I know that this Dad has good intentions, with this particular article, and I know what he MEANT - but what was actually said, or what I interpreted, is a completely different message. 

The article is about concerns that the writer's son might be bullied, because of his slight frame and sensitive nature. 

To face these concerns he took his son to kickboxing classes. The goal being to help his son learn to stand up to (as yet imaginary) bullies. By hitting them, I presume? Phrases like 'don't pick on me, you might lose' are in the text, and it really concerns me that this is the attitude a child is taken to learn martial arts with. 

After all - from kickboxing leaflets I was given:

"By starting young, children are equipped with invaluable skills that stay with them forever. From increased respect and self-discipline to improved confidence, fitness and team skills, martial arts such as kickboxing can shape a child's character and help them take life in their stride."

It says it right there. It doesn't say anything about hitting other kids, or standing up to people with your fists, or violence as a defense. 

It says respect. Self-discipline. Improved confidence. Team skills. 

I did kickboxing. A big part of having the license (and you NEED one, a little booklet, saying that you're trained or training in martial arts) is the agreement that you WILL NOT use this to hurt or threaten people. It is a SPORT. 

Shape a child's character. Help them take life in their stride. 

There is nothing whatsoever in there about bullies, being a bully, scaring off a bully. 

The way to help children steer their way through the complex world of school, the hierarchy of their peers, the gauntlet run day to day when learning who they are and where they fit among other children is to never criticise the things that make them individuals - not to scorn their sensitivities, or belittle their fears. 

Building confidence is the perfect way to challenge bullies.
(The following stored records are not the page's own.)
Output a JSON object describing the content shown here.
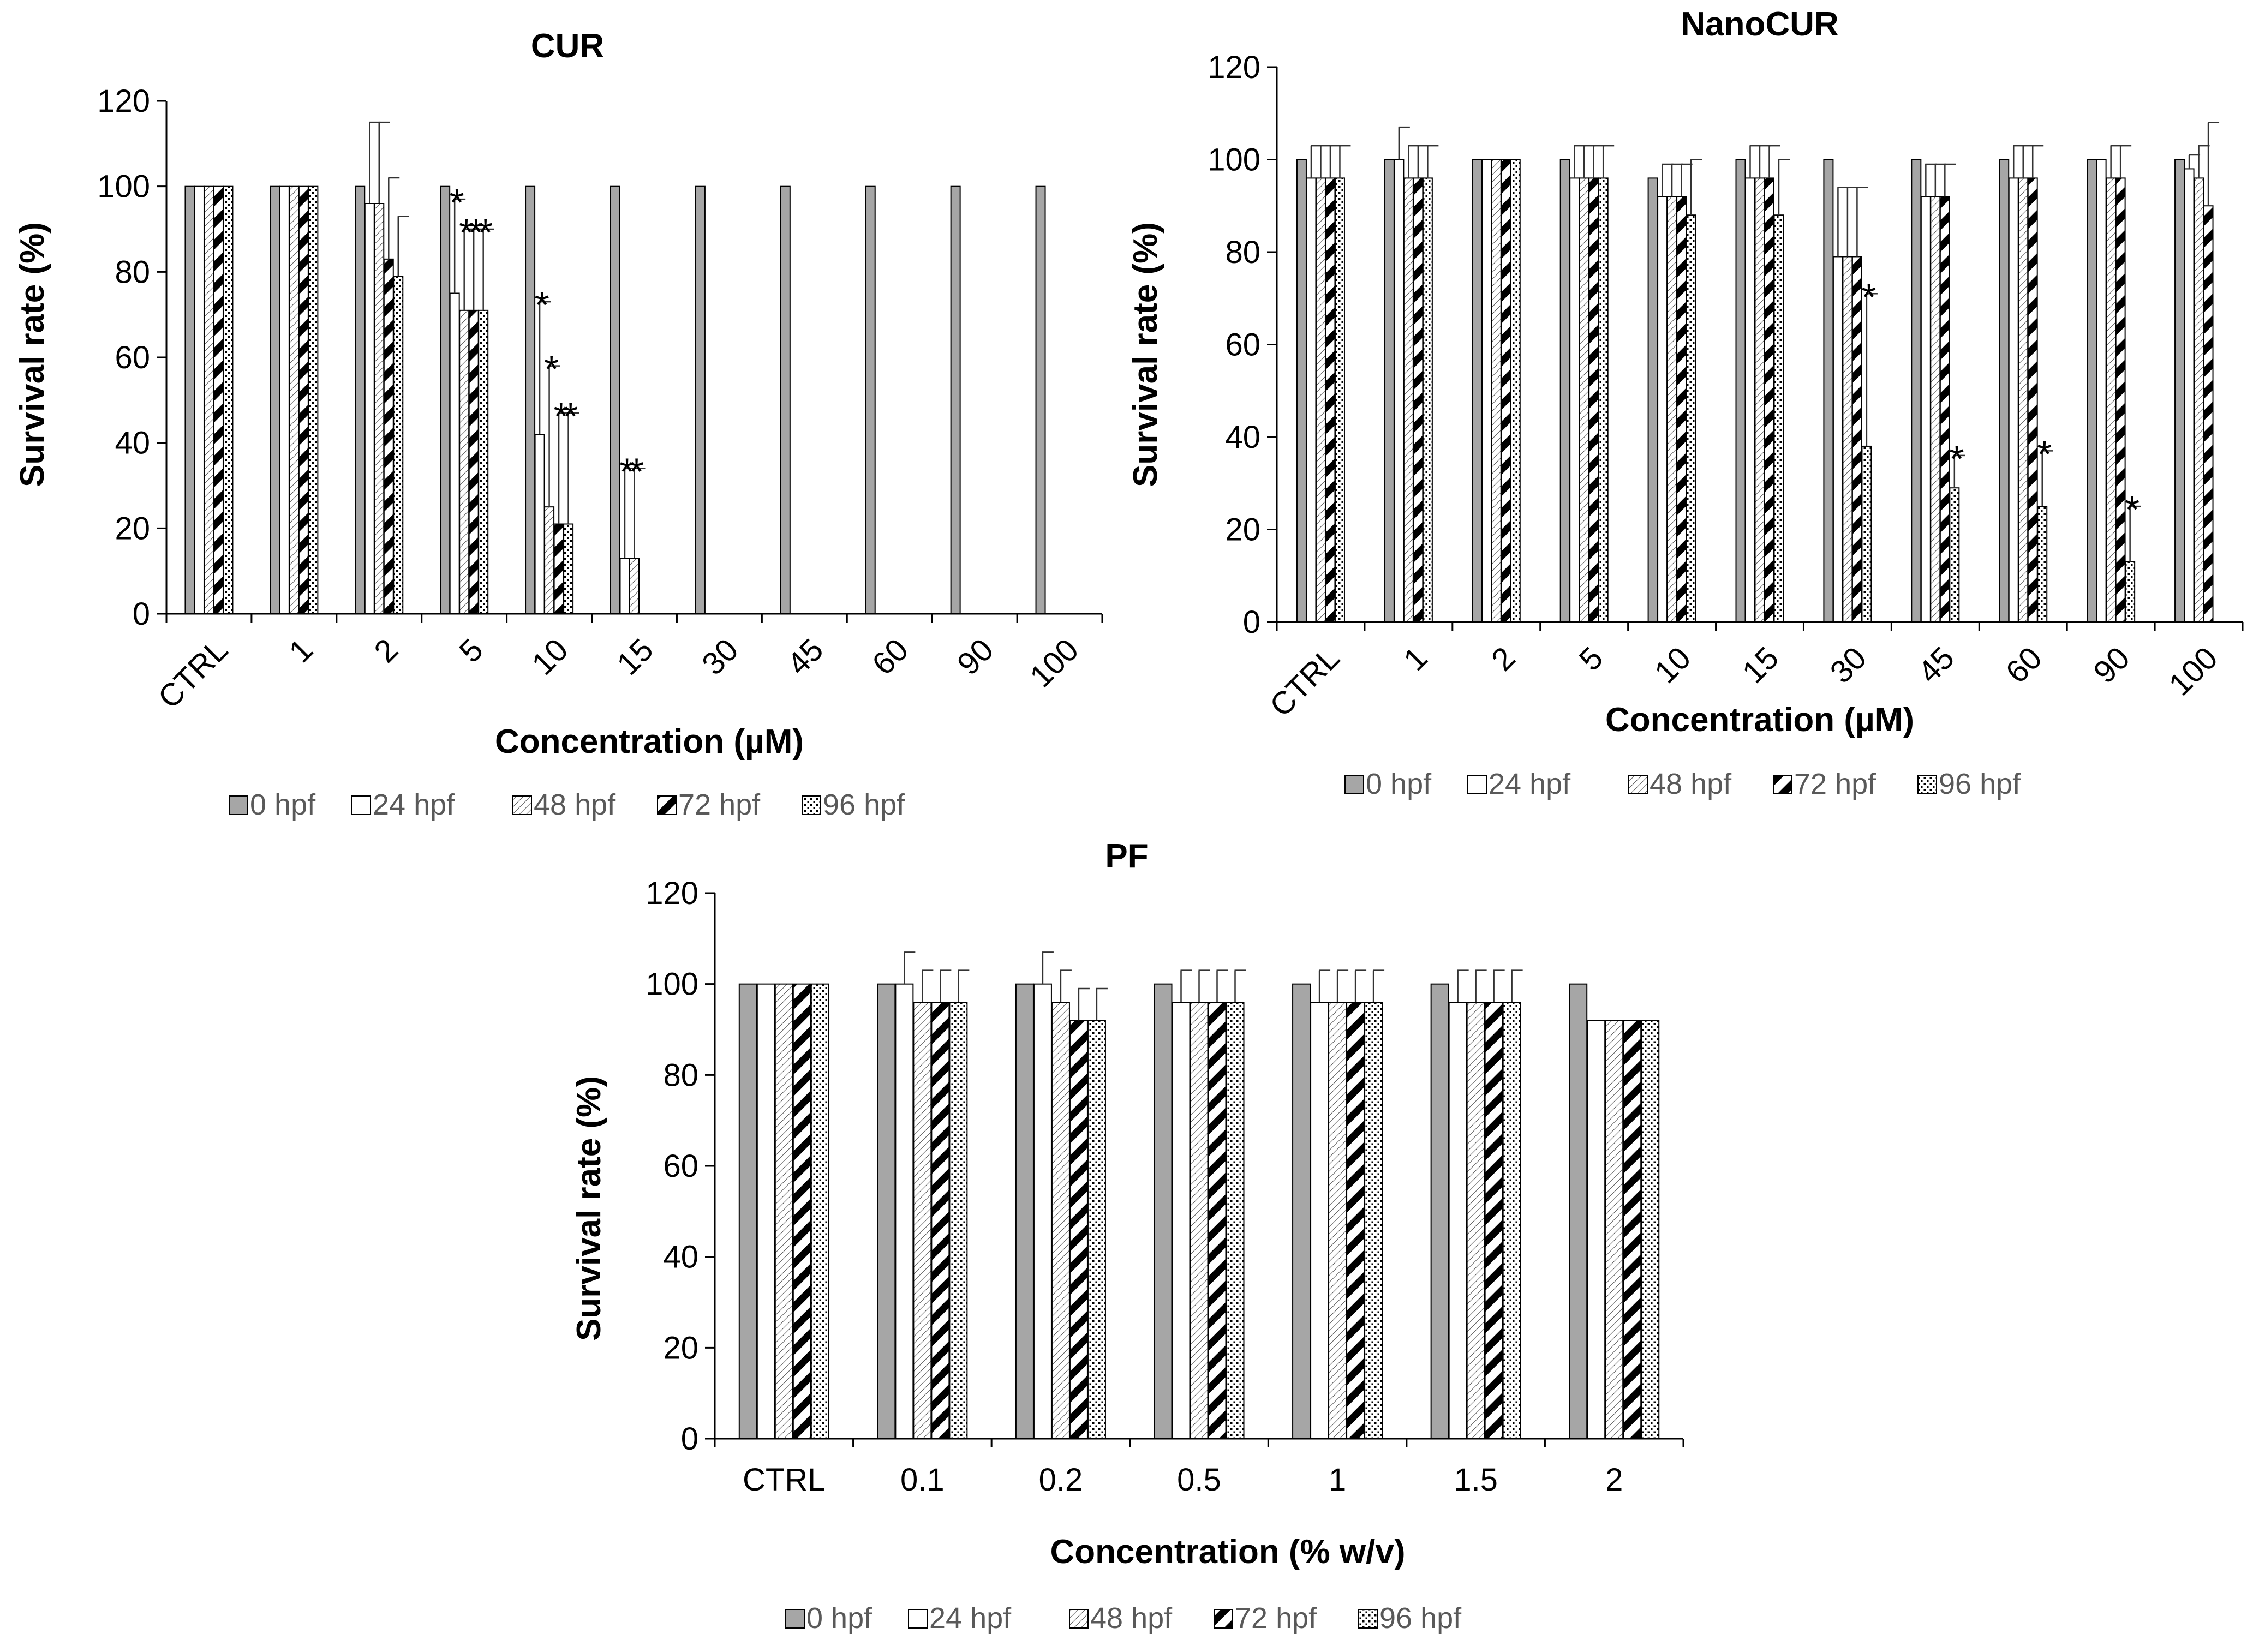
{
  "legend": [
    {
      "label": "0 hpf",
      "pattern": "solid"
    },
    {
      "label": "24 hpf",
      "pattern": "white"
    },
    {
      "label": "48 hpf",
      "pattern": "fine"
    },
    {
      "label": "72 hpf",
      "pattern": "thick"
    },
    {
      "label": "96 hpf",
      "pattern": "dots"
    }
  ],
  "colors": {
    "bar_gray": "#a6a6a6",
    "stroke": "#000000",
    "legend_text": "#595959"
  },
  "chart_data": [
    {
      "id": "cur",
      "type": "bar",
      "title": "CUR",
      "xlabel": "Concentration (µM)",
      "ylabel": "Survival rate (%)",
      "ylim": [
        0,
        120
      ],
      "yticks": [
        0,
        20,
        40,
        60,
        80,
        100,
        120
      ],
      "categories": [
        "CTRL",
        "1",
        "2",
        "5",
        "10",
        "15",
        "30",
        "45",
        "60",
        "90",
        "100"
      ],
      "series": [
        {
          "name": "0 hpf",
          "values": [
            100,
            100,
            100,
            100,
            100,
            100,
            100,
            100,
            100,
            100,
            100
          ]
        },
        {
          "name": "24 hpf",
          "values": [
            100,
            100,
            96,
            75,
            42,
            13,
            0,
            0,
            0,
            0,
            0
          ],
          "errors": [
            0,
            0,
            19,
            22,
            31,
            21,
            0,
            0,
            0,
            0,
            0
          ]
        },
        {
          "name": "48 hpf",
          "values": [
            100,
            100,
            96,
            71,
            25,
            13,
            0,
            0,
            0,
            0,
            0
          ],
          "errors": [
            0,
            0,
            19,
            19,
            33,
            21,
            0,
            0,
            0,
            0,
            0
          ]
        },
        {
          "name": "72 hpf",
          "values": [
            100,
            100,
            83,
            71,
            21,
            0,
            0,
            0,
            0,
            0,
            0
          ],
          "errors": [
            0,
            0,
            19,
            19,
            26,
            0,
            0,
            0,
            0,
            0,
            0
          ]
        },
        {
          "name": "96 hpf",
          "values": [
            100,
            100,
            79,
            71,
            21,
            0,
            0,
            0,
            0,
            0,
            0
          ],
          "errors": [
            0,
            0,
            14,
            19,
            26,
            0,
            0,
            0,
            0,
            0,
            0
          ]
        }
      ],
      "significance": [
        {
          "category": "5",
          "series": "24 hpf"
        },
        {
          "category": "5",
          "series": "48 hpf"
        },
        {
          "category": "5",
          "series": "72 hpf"
        },
        {
          "category": "5",
          "series": "96 hpf"
        },
        {
          "category": "10",
          "series": "24 hpf"
        },
        {
          "category": "10",
          "series": "48 hpf"
        },
        {
          "category": "10",
          "series": "72 hpf"
        },
        {
          "category": "10",
          "series": "96 hpf"
        },
        {
          "category": "15",
          "series": "24 hpf"
        },
        {
          "category": "15",
          "series": "48 hpf"
        }
      ],
      "significance_symbol": "*"
    },
    {
      "id": "nanocur",
      "type": "bar",
      "title": "NanoCUR",
      "xlabel": "Concentration (µM)",
      "ylabel": "Survival rate (%)",
      "ylim": [
        0,
        120
      ],
      "yticks": [
        0,
        20,
        40,
        60,
        80,
        100,
        120
      ],
      "categories": [
        "CTRL",
        "1",
        "2",
        "5",
        "10",
        "15",
        "30",
        "45",
        "60",
        "90",
        "100"
      ],
      "series": [
        {
          "name": "0 hpf",
          "values": [
            100,
            100,
            100,
            100,
            96,
            100,
            100,
            100,
            100,
            100,
            100
          ]
        },
        {
          "name": "24 hpf",
          "values": [
            96,
            100,
            100,
            96,
            92,
            96,
            79,
            92,
            96,
            100,
            98
          ],
          "errors": [
            7,
            7,
            0,
            7,
            7,
            7,
            15,
            7,
            7,
            0,
            3
          ]
        },
        {
          "name": "48 hpf",
          "values": [
            96,
            96,
            100,
            96,
            92,
            96,
            79,
            92,
            96,
            96,
            96
          ],
          "errors": [
            7,
            7,
            0,
            7,
            7,
            7,
            15,
            7,
            7,
            7,
            7
          ]
        },
        {
          "name": "72 hpf",
          "values": [
            96,
            96,
            100,
            96,
            92,
            96,
            79,
            92,
            96,
            96,
            90
          ],
          "errors": [
            7,
            7,
            0,
            7,
            7,
            7,
            15,
            7,
            7,
            7,
            18
          ]
        },
        {
          "name": "96 hpf",
          "values": [
            96,
            96,
            100,
            96,
            88,
            88,
            38,
            29,
            25,
            13,
            0
          ],
          "errors": [
            7,
            7,
            0,
            7,
            12,
            12,
            33,
            7,
            12,
            12,
            0
          ]
        }
      ],
      "significance": [
        {
          "category": "30",
          "series": "96 hpf"
        },
        {
          "category": "45",
          "series": "96 hpf"
        },
        {
          "category": "60",
          "series": "96 hpf"
        },
        {
          "category": "90",
          "series": "96 hpf"
        }
      ],
      "significance_symbol": "*"
    },
    {
      "id": "pf",
      "type": "bar",
      "title": "PF",
      "xlabel": "Concentration (% w/v)",
      "ylabel": "Survival rate (%)",
      "ylim": [
        0,
        120
      ],
      "yticks": [
        0,
        20,
        40,
        60,
        80,
        100,
        120
      ],
      "categories": [
        "CTRL",
        "0.1",
        "0.2",
        "0.5",
        "1",
        "1.5",
        "2"
      ],
      "series": [
        {
          "name": "0 hpf",
          "values": [
            100,
            100,
            100,
            100,
            100,
            100,
            100
          ]
        },
        {
          "name": "24 hpf",
          "values": [
            100,
            100,
            100,
            96,
            96,
            96,
            92
          ],
          "errors": [
            0,
            7,
            7,
            7,
            7,
            7,
            0
          ]
        },
        {
          "name": "48 hpf",
          "values": [
            100,
            96,
            96,
            96,
            96,
            96,
            92
          ],
          "errors": [
            0,
            7,
            7,
            7,
            7,
            7,
            0
          ]
        },
        {
          "name": "72 hpf",
          "values": [
            100,
            96,
            92,
            96,
            96,
            96,
            92
          ],
          "errors": [
            0,
            7,
            7,
            7,
            7,
            7,
            0
          ]
        },
        {
          "name": "96 hpf",
          "values": [
            100,
            96,
            92,
            96,
            96,
            96,
            92
          ],
          "errors": [
            0,
            7,
            7,
            7,
            7,
            7,
            0
          ]
        }
      ],
      "significance": [],
      "significance_symbol": "*"
    }
  ]
}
My husband was a confident child, friendly with everyone. He has no memories of being bullied at school, at all. Ever. He has said that it's entirely likely that some of the children tried, but because he was so happy with who he is he just didn't notice, and they gave up.

THAT is what we should all aim for. Our children should be HAPPY to be who they are, sure in the knowledge that it's ok to be that, that they're allowed to like the things they like, to play the games they play, to be sensitive if that works for them. 
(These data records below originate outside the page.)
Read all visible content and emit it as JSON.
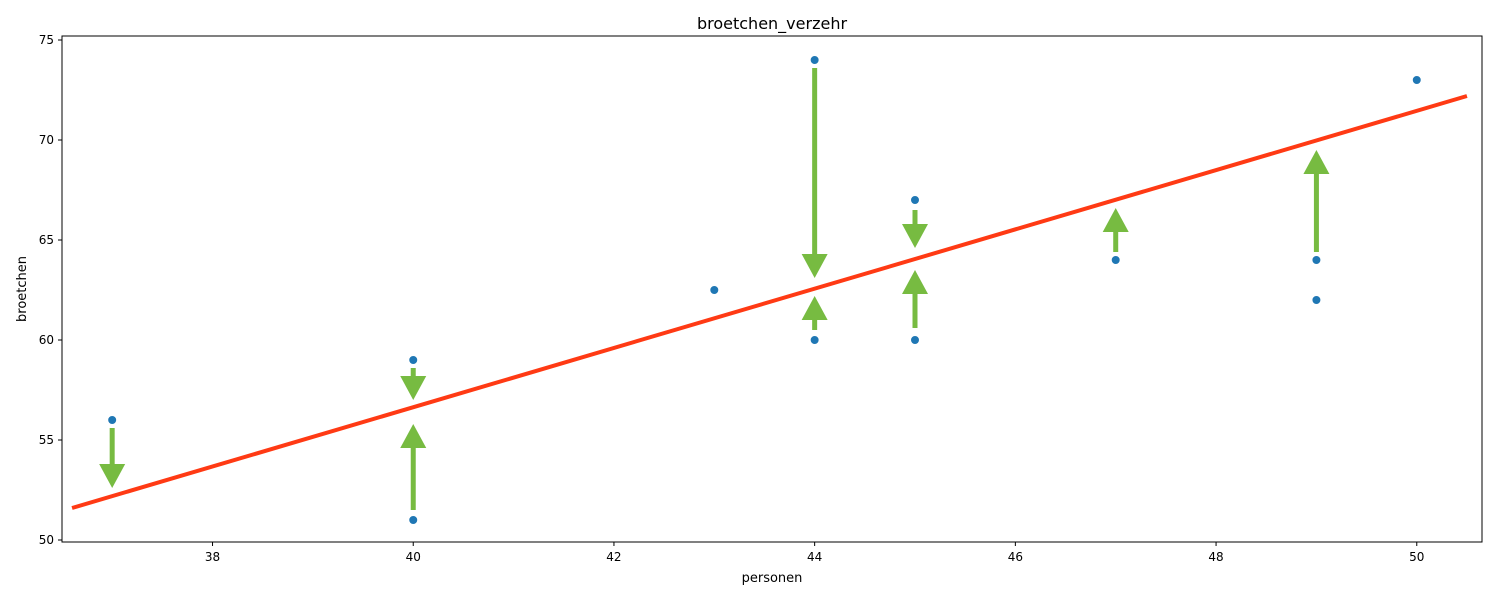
{
  "chart_data": {
    "type": "scatter",
    "title": "broetchen_verzehr",
    "xlabel": "personen",
    "ylabel": "broetchen",
    "xlim": [
      36.5,
      50.65
    ],
    "ylim": [
      49.9,
      75.2
    ],
    "xticks": [
      38,
      40,
      42,
      44,
      46,
      48,
      50
    ],
    "yticks": [
      50,
      55,
      60,
      65,
      70,
      75
    ],
    "grid": false,
    "points": [
      {
        "x": 37,
        "y": 56
      },
      {
        "x": 40,
        "y": 59
      },
      {
        "x": 40,
        "y": 51
      },
      {
        "x": 43,
        "y": 62.5
      },
      {
        "x": 44,
        "y": 74
      },
      {
        "x": 44,
        "y": 60
      },
      {
        "x": 45,
        "y": 67
      },
      {
        "x": 45,
        "y": 60
      },
      {
        "x": 47,
        "y": 64
      },
      {
        "x": 49,
        "y": 64
      },
      {
        "x": 49,
        "y": 62
      },
      {
        "x": 50,
        "y": 73
      }
    ],
    "regression_line": {
      "x": [
        36.6,
        50.5
      ],
      "y": [
        51.6,
        72.2
      ]
    },
    "residual_arrows": [
      {
        "x": 37,
        "from": 55.6,
        "to": 52.6
      },
      {
        "x": 40,
        "from": 58.6,
        "to": 57.0
      },
      {
        "x": 40,
        "from": 51.5,
        "to": 55.8
      },
      {
        "x": 44,
        "from": 73.6,
        "to": 63.1
      },
      {
        "x": 44,
        "from": 60.5,
        "to": 62.2
      },
      {
        "x": 45,
        "from": 66.5,
        "to": 64.6
      },
      {
        "x": 45,
        "from": 60.6,
        "to": 63.5
      },
      {
        "x": 47,
        "from": 64.4,
        "to": 66.6
      },
      {
        "x": 49,
        "from": 64.4,
        "to": 69.5
      }
    ],
    "colors": {
      "points": "#1f77b4",
      "regression_line": "#ff3a14",
      "arrows": "#77bb41"
    }
  }
}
We should never be telling them that the way they are right now isn't good enough. We shouldn't celebrate if, when faced with an incident where another, bigger child is rough housing or there's a suggestion some bullying might be about to occur, our child lashes out first and hurts another. 

Being 'a man' isn't about winning a fight. It's about being strong enough not to get into one. Learning martial arts isn't about learning how to hit someone before they hit you. Nor is it, as someone commented, about 'making sure you get the last punch in' - meaning that you're so superior at hitting that you beat someone to the extent that they can't move to hurt you again. 
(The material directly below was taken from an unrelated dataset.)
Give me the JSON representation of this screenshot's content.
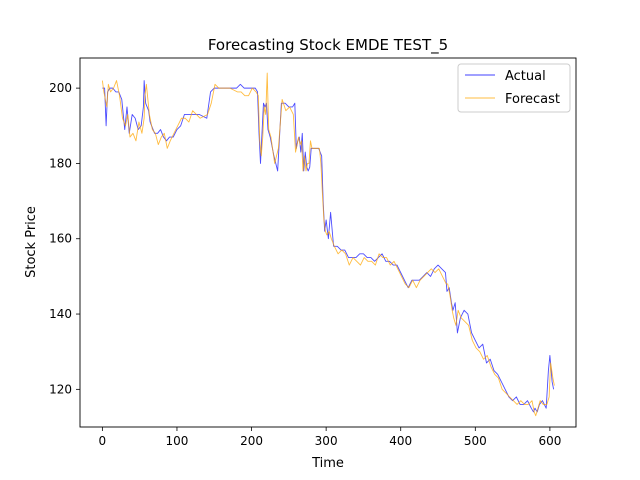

Self defense is about AVOIDING fights. Martial arts are about SPORT. About developing skills, respect. I'll say it again, RESPECT. 

SELF RESPECT. That is what our children need to learn. Be it from kickboxing or sewing sequins on to my little pony costumes, whether they can run in a straight line or not, I don't care WHAT my children are interested in, just that I support those interests. I don't CARE if my children are sensitive, smaller than the other kids, delicate. 

What I CARE about - to help them avoid being bullied - which, as someone who was bullied horrifically at school, concerns me all the time - is building their self worth and their confidence so that the other kids just like them, and they enjoy being around each other. 

It isn't about them not feeling intimidated. It isn't about them standing up to bullies. It's about helping them, and the children around them, learn to celebrate and embrace the things that make them different to one another, to be friendly, kind, NICE. 

I understand the fears that led to the decision - and I understand the intention and what was meant - I totally get it. But the method seems to be a little whack. Some kids, quite rightly, just aren't fighters.